Man files lawsuit against city, mayor

Resident alleges illegal trapping of cats in Nashua

NASHUA – The question of whether or not city officials have been illegally impounding cats as “strays” for “running at large” is headed to Hillsborough Superior Court-South.

Alleging that Nashua Mayor Jim Donchess and the city of Nashua have willingly ignored unlawful language in the city’s contract with the Humane Society for Greater Nashua, resident Gary Braun has filed a lawsuit naming Donchess and the city as co-defendants.

Braun’s allegations state the defendants have illegally allowed Nashua Police and other city officials to trap cats and impound them as strays, doing so while wasting taxpayer funds paying the Humane Society.

“The complaint filed with the Hillsborough County Superior Court is a challenge to the city’s use of taxpayer funds for the purpose of impounding cats as ‘strays’ or for ‘running at large.'” Braun said in a statement. “The lawsuit is brought pursuant to the 2018 amendment to Part 1, Section 8 of New Hampshire’s Constitution, allowing taxpayers to obtain a court ruling that a municipality is using public funds for illegal or unconstitutional purposes.”

The contract in questions is between the city of Nashua and the Humane Society. Section 1 read, ” “The HSFN will provide the following impoundment and quarantine services for animals by the Animal Control Office or a Nashua Police Officer. … Impoundment of stray felines for those with permanent ID only.”

Braun contends that that specific language, which he already had once worked to get removed in 2017 but was re-introduce in last year’s resigning of the agreement, does not abide by city ordinance 93-6 – impoundment of dogs, cats and ferrets found at large. The ordinance does not give the city the authority to impound cats, strays or otherwise.

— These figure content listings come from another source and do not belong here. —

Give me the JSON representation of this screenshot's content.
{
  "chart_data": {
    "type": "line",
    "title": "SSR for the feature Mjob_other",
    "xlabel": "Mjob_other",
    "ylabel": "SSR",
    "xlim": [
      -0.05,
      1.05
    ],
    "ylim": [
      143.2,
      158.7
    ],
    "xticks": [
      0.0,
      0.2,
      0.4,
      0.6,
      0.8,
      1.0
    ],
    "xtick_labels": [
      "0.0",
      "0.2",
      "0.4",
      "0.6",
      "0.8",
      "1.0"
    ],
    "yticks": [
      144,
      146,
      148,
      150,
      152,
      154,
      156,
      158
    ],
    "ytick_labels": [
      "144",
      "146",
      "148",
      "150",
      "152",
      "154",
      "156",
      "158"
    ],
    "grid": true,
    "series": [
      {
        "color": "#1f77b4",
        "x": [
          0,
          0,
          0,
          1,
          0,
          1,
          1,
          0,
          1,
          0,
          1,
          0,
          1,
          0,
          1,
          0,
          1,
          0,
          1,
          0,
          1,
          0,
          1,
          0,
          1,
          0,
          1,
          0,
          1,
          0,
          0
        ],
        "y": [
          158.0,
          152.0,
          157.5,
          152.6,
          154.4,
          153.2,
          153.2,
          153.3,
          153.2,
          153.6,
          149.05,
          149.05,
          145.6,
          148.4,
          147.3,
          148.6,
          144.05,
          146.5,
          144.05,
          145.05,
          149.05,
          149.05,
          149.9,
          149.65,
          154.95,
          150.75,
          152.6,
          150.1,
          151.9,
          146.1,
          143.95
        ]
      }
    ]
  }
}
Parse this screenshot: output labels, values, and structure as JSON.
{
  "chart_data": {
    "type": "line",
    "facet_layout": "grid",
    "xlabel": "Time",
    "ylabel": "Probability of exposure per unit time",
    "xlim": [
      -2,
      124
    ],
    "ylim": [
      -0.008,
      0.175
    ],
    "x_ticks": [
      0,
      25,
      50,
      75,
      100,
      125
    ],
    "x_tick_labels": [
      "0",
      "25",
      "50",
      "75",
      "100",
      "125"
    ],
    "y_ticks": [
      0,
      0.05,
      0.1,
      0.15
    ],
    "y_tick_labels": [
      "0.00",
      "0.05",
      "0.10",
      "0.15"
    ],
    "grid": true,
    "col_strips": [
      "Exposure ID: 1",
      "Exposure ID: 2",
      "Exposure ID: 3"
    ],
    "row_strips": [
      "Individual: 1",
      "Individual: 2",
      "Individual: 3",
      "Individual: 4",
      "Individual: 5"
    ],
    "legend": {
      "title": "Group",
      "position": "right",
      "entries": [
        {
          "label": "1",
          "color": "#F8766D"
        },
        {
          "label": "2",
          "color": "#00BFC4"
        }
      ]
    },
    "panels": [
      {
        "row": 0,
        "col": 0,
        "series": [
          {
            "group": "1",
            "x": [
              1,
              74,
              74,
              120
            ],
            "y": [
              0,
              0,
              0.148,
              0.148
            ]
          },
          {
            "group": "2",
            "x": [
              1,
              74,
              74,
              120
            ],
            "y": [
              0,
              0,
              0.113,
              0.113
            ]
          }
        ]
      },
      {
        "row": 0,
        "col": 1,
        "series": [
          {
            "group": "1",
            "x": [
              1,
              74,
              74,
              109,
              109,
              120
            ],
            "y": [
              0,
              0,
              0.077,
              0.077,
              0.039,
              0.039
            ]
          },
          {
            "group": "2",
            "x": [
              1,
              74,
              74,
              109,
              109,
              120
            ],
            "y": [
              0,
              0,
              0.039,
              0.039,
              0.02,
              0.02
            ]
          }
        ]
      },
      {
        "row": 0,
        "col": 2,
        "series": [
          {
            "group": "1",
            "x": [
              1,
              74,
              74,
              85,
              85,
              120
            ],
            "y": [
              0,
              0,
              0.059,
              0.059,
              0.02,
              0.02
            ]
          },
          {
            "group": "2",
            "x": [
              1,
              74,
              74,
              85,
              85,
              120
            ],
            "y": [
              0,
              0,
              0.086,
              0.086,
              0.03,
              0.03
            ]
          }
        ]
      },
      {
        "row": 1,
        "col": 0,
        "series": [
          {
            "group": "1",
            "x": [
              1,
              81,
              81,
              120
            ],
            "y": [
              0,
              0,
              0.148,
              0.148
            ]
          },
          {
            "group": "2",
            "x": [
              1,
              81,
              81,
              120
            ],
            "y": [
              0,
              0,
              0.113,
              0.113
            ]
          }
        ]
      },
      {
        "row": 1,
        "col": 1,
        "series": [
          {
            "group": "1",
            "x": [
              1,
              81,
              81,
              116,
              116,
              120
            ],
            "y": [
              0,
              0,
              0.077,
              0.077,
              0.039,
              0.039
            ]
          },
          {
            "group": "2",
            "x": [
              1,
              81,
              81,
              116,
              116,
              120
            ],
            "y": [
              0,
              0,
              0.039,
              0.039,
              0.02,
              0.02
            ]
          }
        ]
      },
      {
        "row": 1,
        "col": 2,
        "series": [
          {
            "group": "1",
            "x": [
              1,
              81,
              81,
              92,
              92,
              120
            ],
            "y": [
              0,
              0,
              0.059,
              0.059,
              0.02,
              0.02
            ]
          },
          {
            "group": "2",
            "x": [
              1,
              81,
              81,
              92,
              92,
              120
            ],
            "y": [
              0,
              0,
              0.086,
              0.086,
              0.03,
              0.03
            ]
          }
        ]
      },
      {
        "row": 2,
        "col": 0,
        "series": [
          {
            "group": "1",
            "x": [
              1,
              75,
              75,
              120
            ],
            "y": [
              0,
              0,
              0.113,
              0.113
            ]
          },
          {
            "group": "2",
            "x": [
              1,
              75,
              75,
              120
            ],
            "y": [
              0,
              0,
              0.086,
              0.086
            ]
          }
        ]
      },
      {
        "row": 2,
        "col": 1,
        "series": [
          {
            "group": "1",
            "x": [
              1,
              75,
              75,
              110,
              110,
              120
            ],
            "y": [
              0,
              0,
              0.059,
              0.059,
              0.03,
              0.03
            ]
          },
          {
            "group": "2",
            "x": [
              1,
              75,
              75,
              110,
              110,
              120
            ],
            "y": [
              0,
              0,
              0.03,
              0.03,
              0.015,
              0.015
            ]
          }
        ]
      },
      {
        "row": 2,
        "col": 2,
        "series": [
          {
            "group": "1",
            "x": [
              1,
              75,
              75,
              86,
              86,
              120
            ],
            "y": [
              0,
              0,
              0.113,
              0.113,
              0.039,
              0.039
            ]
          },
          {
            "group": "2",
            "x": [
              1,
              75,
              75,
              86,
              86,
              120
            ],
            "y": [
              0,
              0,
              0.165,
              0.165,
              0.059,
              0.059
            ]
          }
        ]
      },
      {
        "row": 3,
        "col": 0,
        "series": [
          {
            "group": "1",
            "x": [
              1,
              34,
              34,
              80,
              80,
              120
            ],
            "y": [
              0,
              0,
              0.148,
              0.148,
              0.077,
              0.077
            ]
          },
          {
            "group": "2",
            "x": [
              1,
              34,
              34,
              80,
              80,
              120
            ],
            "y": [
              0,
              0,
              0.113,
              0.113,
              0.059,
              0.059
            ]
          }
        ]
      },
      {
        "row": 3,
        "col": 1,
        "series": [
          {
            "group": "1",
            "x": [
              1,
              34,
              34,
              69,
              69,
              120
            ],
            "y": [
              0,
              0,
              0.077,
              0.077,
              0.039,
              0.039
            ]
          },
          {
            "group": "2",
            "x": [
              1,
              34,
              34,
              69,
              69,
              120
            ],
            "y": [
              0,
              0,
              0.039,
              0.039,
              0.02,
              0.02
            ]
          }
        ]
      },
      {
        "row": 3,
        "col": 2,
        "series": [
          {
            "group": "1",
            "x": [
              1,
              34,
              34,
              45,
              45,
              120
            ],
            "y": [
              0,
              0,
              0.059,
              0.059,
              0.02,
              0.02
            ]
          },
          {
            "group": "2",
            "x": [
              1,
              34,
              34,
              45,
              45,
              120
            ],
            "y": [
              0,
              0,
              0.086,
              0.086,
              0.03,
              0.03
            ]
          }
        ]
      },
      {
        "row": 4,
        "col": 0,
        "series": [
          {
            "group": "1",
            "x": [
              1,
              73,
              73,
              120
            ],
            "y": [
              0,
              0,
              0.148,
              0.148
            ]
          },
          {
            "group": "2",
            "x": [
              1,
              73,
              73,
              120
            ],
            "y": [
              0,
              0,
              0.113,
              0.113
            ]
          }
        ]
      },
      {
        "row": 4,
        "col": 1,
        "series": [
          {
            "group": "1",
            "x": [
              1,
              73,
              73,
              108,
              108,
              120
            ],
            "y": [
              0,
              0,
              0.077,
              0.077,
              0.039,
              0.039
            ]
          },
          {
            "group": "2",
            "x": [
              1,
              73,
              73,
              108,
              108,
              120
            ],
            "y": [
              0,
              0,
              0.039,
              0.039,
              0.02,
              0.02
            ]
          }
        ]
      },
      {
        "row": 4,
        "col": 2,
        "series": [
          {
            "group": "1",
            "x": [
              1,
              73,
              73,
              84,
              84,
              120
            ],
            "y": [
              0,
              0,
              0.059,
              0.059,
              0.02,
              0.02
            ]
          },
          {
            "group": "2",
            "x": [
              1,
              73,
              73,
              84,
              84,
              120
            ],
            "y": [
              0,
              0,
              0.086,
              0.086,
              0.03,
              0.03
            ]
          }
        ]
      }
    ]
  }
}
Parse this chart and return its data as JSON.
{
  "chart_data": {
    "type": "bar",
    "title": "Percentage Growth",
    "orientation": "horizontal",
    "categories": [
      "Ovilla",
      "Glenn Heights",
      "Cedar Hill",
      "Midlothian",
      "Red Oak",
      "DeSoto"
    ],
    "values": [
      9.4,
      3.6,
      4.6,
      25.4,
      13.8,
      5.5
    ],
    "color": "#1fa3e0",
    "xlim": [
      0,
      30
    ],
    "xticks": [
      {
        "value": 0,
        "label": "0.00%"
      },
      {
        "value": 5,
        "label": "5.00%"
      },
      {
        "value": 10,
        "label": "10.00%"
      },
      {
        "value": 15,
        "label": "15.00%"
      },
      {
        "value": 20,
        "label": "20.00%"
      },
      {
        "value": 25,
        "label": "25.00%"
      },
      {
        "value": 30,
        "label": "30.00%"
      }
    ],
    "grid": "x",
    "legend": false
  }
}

While the re-introduction of the language had previously been brought up to both the Humane Society and Bolton, Braun said over the five months he had been pressing the issue, it has yet to be corrected. He alleges that his concerns may have been purposely ignored by the Bolton and the mayor.

“The failure or refusal of the mayor and Mr. Bolton to take notice of this situation and to rectify the illegal provisions in the current contract with the society is plainly irresponsible,” Braun stated.

Bolton said the city and the Humane Society are working on rectifying the issue. He also said that, to his knowledge, no one within the city is acting under the current language, all while expressing confusion as to why the topic has become such a pressing issue.

“There’s an intention to do that, I don’t believe its been done yet,” Bolton said. “No one is acting under that language. I’m not sure what the big issue is.”

Bolton also said he and the city have given Braun plenty of time on the matter, through multiple emails, which according to both Braun and Bolton have been contentious at times.

“I think we’ve given him a lot of time and attention,” Bolton said. “I would dispute that he’s been ignored.”

Officials at the Human Society said they have notified the city of the discrepancy in the current contract while voicing support for the city and their animal control efforts.

Doug Berry, CEO of the Humane Society for Greater Nashua, said that a city representative confirmed they are working on the issue, but he hasn’t heard anything further.

“I think the city of Nashua has done a great job on animal control,” Berry said. “I don’t think the lawsuit is something that should be pushed forward.”

While seeking a ruling where the city may not use taxpayer funds to pay any third party, including the Humane Society, to impound cats, Braun – who is representing himself in the matter – said he is hoping to hold the mayor and Bolton accountable.

“The city seemingly has no defense to the lawsuit,” Braun said in his statement.” In fact, for over a year now, Mr. Bolton has not even tried to argue that the practice of impounding cats as ‘strays’ by the city is legal.”